As the deer pants for the water brooks,
So pants my soul for You, O God.
My soul thirsts for God, for the living God.
When shall I come and appear before God?
My tears have been my food day and night,
While they continually say to me,
“Where is your God?”
When I remember these things,
I pour out my soul within me.
For I used to go with the multitude
. . . to the house of God,
With the voice of joy and praise,
With a multitude that kept a pilgrim feast.
Psalm 42:1-4 NKJ

“ . . . I was always at the head of the worshipping crowd . . . leading them all, eager to arrive and worship . . . shouting praises and thanksgiving . . .” –MSG 

I miss the open faces and the instruments rising, the surge of voices joining mine. I miss the pull of a passage as I take quick notes during the message, signposts for me to come back to in the coming week. I miss coffee afterwards in the little Styrofoam cup, Bible tucked under my elbow, donut hole bite nestled in a napkin in the other. Connection. It is part of the fabric of our lives. It is time to mend the tear.
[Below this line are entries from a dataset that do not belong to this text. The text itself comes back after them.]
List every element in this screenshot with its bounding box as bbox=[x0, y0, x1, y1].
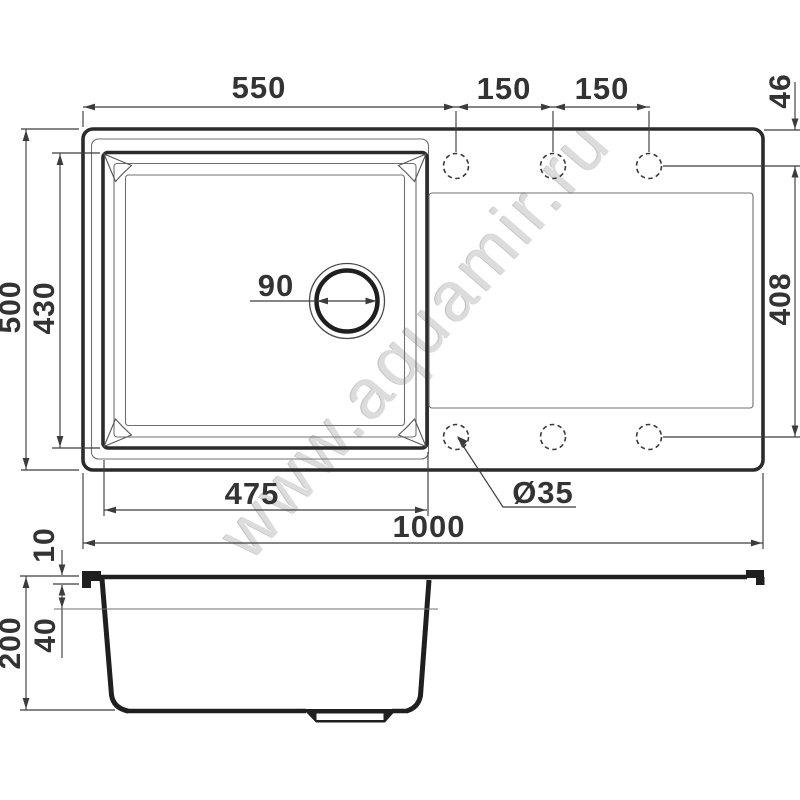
section-right-rim bbox=[746, 570, 765, 585]
dim-drainer-depth: 40 bbox=[29, 617, 63, 652]
section-drain-slot bbox=[317, 714, 384, 721]
faucet-holes bbox=[444, 154, 662, 450]
dim-bowl-outer-width: 550 bbox=[232, 70, 287, 106]
section-bowl-left-wall bbox=[102, 579, 128, 711]
side-view bbox=[54, 570, 765, 723]
dim-hole-diameter: Ø35 bbox=[512, 475, 574, 511]
dim-drain-diameter: 90 bbox=[258, 268, 294, 304]
dim-bowl-inner-width: 475 bbox=[225, 476, 280, 512]
sink-dimension-drawing: www.aquamir.ru bbox=[0, 0, 800, 800]
drainboard-outline bbox=[429, 193, 753, 408]
dim-overall-depth: 500 bbox=[0, 280, 28, 333]
sink-outline bbox=[83, 129, 763, 470]
dim-bowl-inner-depth: 430 bbox=[28, 281, 62, 334]
top-view bbox=[83, 129, 763, 470]
section-bowl-right-wall bbox=[407, 580, 430, 711]
dim-bowl-height: 200 bbox=[0, 616, 28, 669]
dimension-arrows bbox=[23, 104, 799, 709]
dim-holes-span: 408 bbox=[764, 272, 798, 325]
dim-hole-pitch-left: 150 bbox=[477, 71, 532, 107]
dim-hole-edge-offset: 46 bbox=[764, 73, 798, 108]
dim-rim-thickness: 10 bbox=[28, 527, 62, 562]
technical-drawing-canvas bbox=[0, 0, 800, 800]
dim-hole-pitch-right: 150 bbox=[575, 71, 630, 107]
dim-overall-width: 1000 bbox=[393, 509, 466, 545]
section-left-rim bbox=[82, 571, 101, 588]
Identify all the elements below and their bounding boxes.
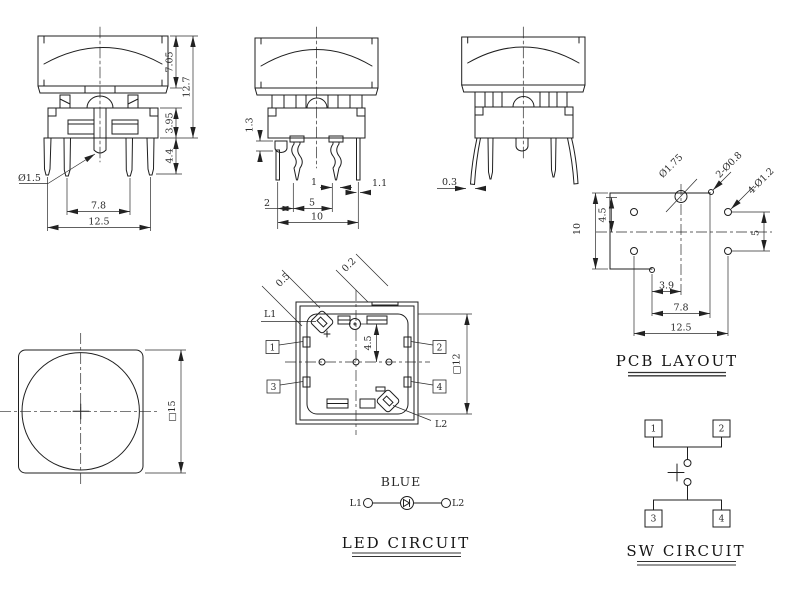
view-side-b bbox=[255, 27, 378, 180]
pin bbox=[471, 138, 481, 185]
contact-pin bbox=[292, 142, 297, 180]
dim-pin-width: 1 bbox=[311, 177, 317, 188]
dim-pin-dia: Ø1.5 bbox=[18, 173, 41, 184]
dim-offset: 2 bbox=[264, 198, 270, 209]
contact-pin bbox=[331, 142, 336, 180]
led-circuit-title: LED CIRCUIT bbox=[342, 534, 470, 552]
dim-inner-pitch: 7.8 bbox=[91, 201, 106, 212]
dim-pin-length: 4.4 bbox=[165, 148, 176, 163]
sw-terminal-1: 1 bbox=[651, 425, 657, 435]
sw-circuit-title: SW CIRCUIT bbox=[626, 542, 745, 560]
drawing-svg: 7.05 12.7 3.95 4.4 Ø1.5 7.8 12.5 bbox=[0, 0, 800, 600]
led-symbol bbox=[401, 497, 414, 510]
cap-dome bbox=[44, 48, 162, 65]
sw-contact bbox=[684, 460, 691, 467]
top-terminal-1: 1 bbox=[270, 344, 276, 354]
dim-front-size: □15 bbox=[167, 400, 178, 421]
top-led1-label: L1 bbox=[264, 309, 276, 320]
sw-terminal-3: 3 bbox=[651, 515, 657, 525]
top-led2-label: L2 bbox=[435, 419, 447, 430]
dim-pin-width-right: 1.1 bbox=[372, 178, 387, 189]
dim-top-notch: 0.2 bbox=[340, 256, 358, 274]
dim-top-size: □12 bbox=[452, 353, 463, 374]
boss bbox=[275, 141, 287, 153]
pcb-dim-top-offset: 4.5 bbox=[598, 207, 609, 222]
led-terminal-l1 bbox=[364, 499, 373, 508]
pcb-dim-height: 10 bbox=[572, 223, 583, 235]
dim-body-height: 3.95 bbox=[165, 112, 176, 133]
pcb-mount-hole bbox=[631, 209, 638, 216]
pcb-mount-hole bbox=[631, 248, 638, 255]
switch-body bbox=[48, 108, 158, 138]
pin bbox=[551, 138, 556, 177]
pcb-title-underline bbox=[628, 373, 726, 376]
pcb-callout-main: Ø1.75 bbox=[657, 152, 685, 180]
dim-contact-pitch: 5 bbox=[309, 198, 315, 209]
pcb-mount-hole bbox=[725, 209, 732, 216]
pcb-mount-hole bbox=[725, 248, 732, 255]
dim-boss-height: 1.3 bbox=[245, 117, 256, 132]
pcb-layout bbox=[610, 190, 732, 273]
view-front-dims bbox=[0, 333, 186, 486]
dim-outer-pitch: 12.5 bbox=[88, 217, 109, 228]
view-side-a bbox=[38, 27, 168, 176]
pcb-callout-mount: 4-Ø1.2 bbox=[746, 166, 777, 197]
pin bbox=[568, 138, 579, 184]
pin bbox=[44, 138, 51, 175]
sw-circuit bbox=[645, 420, 730, 527]
pin bbox=[147, 138, 154, 175]
led-terminal-l2 bbox=[442, 499, 451, 508]
center-shaft bbox=[516, 138, 528, 151]
plunger-center bbox=[350, 319, 361, 330]
pcb-callout-led: 2-Ø0.8 bbox=[714, 150, 745, 181]
led-title-underline bbox=[352, 553, 461, 557]
sw-contact bbox=[684, 479, 691, 486]
sw-terminal-2: 2 bbox=[719, 425, 725, 435]
top-terminal-3: 3 bbox=[271, 383, 277, 393]
pin bbox=[276, 150, 280, 180]
top-terminal-4: 4 bbox=[437, 383, 443, 393]
dim-top-center-offset: 4.5 bbox=[363, 335, 374, 350]
view-top bbox=[296, 302, 418, 424]
pcb-layout-title: PCB LAYOUT bbox=[616, 352, 738, 370]
pcb-dim-c: 12.5 bbox=[670, 323, 691, 334]
led-color-label: BLUE bbox=[381, 474, 421, 489]
sw-title-underline bbox=[637, 562, 736, 566]
dim-cap-height: 7.05 bbox=[165, 51, 176, 72]
dim-total-height: 12.7 bbox=[182, 76, 193, 97]
base-outline bbox=[296, 302, 418, 424]
led-circuit bbox=[364, 497, 451, 510]
led-l2-label: L2 bbox=[452, 498, 464, 509]
pin bbox=[126, 138, 133, 176]
dim-span: 10 bbox=[311, 212, 323, 223]
pcb-dim-b: 7.8 bbox=[673, 303, 688, 314]
cap-outline bbox=[38, 36, 168, 93]
view-side-c bbox=[462, 27, 585, 185]
dim-top-slot: 0.5 bbox=[274, 271, 292, 289]
pcb-dim-a: 3.9 bbox=[659, 281, 674, 292]
technical-drawing-page: 7.05 12.7 3.95 4.4 Ø1.5 7.8 12.5 bbox=[0, 0, 800, 600]
led-pad-l2 bbox=[376, 389, 400, 413]
pin bbox=[357, 138, 361, 180]
led-l1-label: L1 bbox=[350, 498, 362, 509]
top-terminal-2: 2 bbox=[437, 344, 443, 354]
pcb-dim-right-pitch: 5 bbox=[751, 230, 762, 236]
pin bbox=[488, 138, 493, 179]
sw-terminal-4: 4 bbox=[719, 515, 725, 525]
pcb-led-hole bbox=[650, 268, 655, 273]
dim-tip-thickness: 0.3 bbox=[442, 177, 457, 188]
pcb-led-hole bbox=[709, 190, 714, 195]
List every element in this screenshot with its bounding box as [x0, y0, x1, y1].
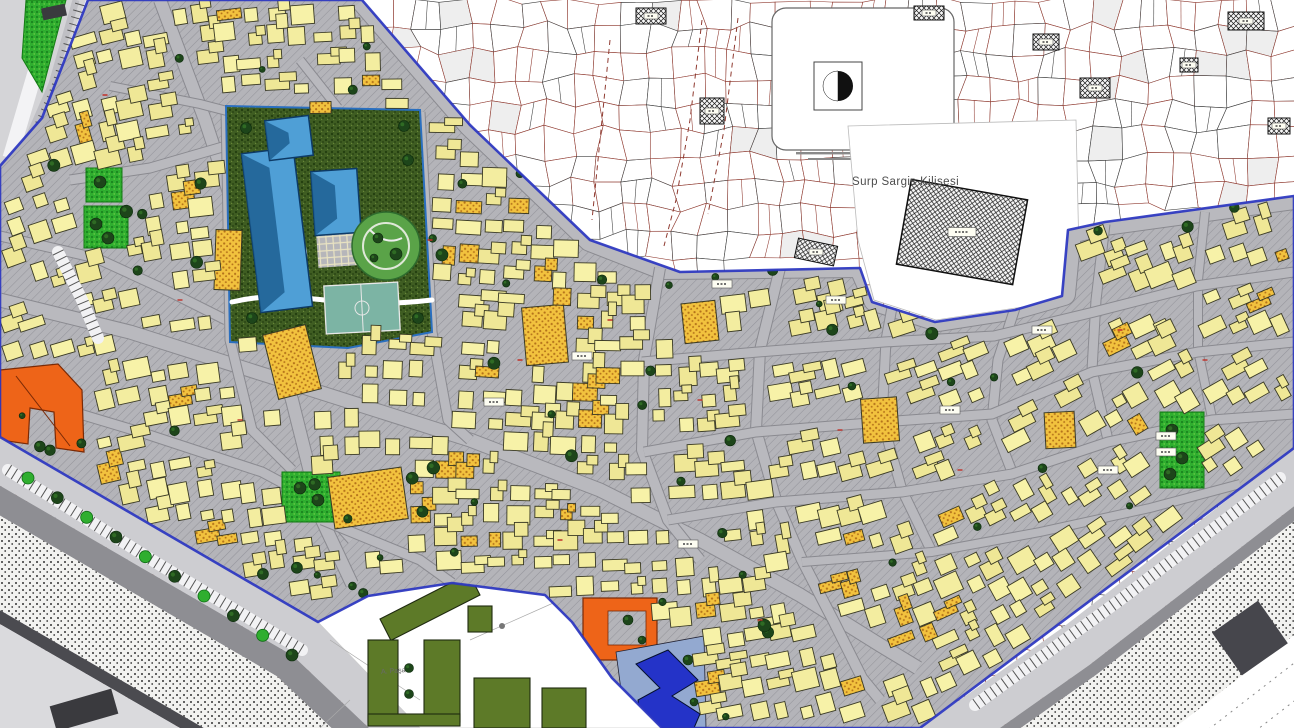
- urban-plan-map: Surp Sargis Kilisesi A. Paşa: [0, 0, 1294, 728]
- church-label: Surp Sargis Kilisesi: [852, 176, 959, 188]
- map-canvas: [0, 0, 1294, 728]
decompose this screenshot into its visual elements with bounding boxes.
It’s warm inside when I take the granola out of the oven. There’s a fire in the stove for the first time in a few days. His gentle touch. I hang my vest on the chair, light the candle in the windowsill, and gather the vegetables for a sir-fry. My guy is counting on me. Counting on the smell of supper cooking to affirm that all is well. And yes, that matters.


			

8 thoughts on “Porch sitting in the rain

  1. So beautifully written. I thought we were okay, too, except we’re worn—thin and fragile in some places and thick and calloused with wear in others. It’s a new revelation and I feel powerless to do much to change it. Beauty—outdoors and in words like these—will surely help. And time to keep doing the little things of life because they matter, as you said. What a good reminder. There’s been a loss of hope, even among the saints, it seems, and it may well be in continuing to be faithful in these small things that hope is buoyed once again.

    Thanks for these thoughtful, beautiful words.

    Happy trails~

    Natalie

    Liked by 1 person

  2. Such beautifully written thoughts and words! I can almost smell the warm granola and see the candle glowing from the window! So relatable when you said, “I’m always surprised to remember that I am an old lady.” 😊 Please keep posting your beautiful writings!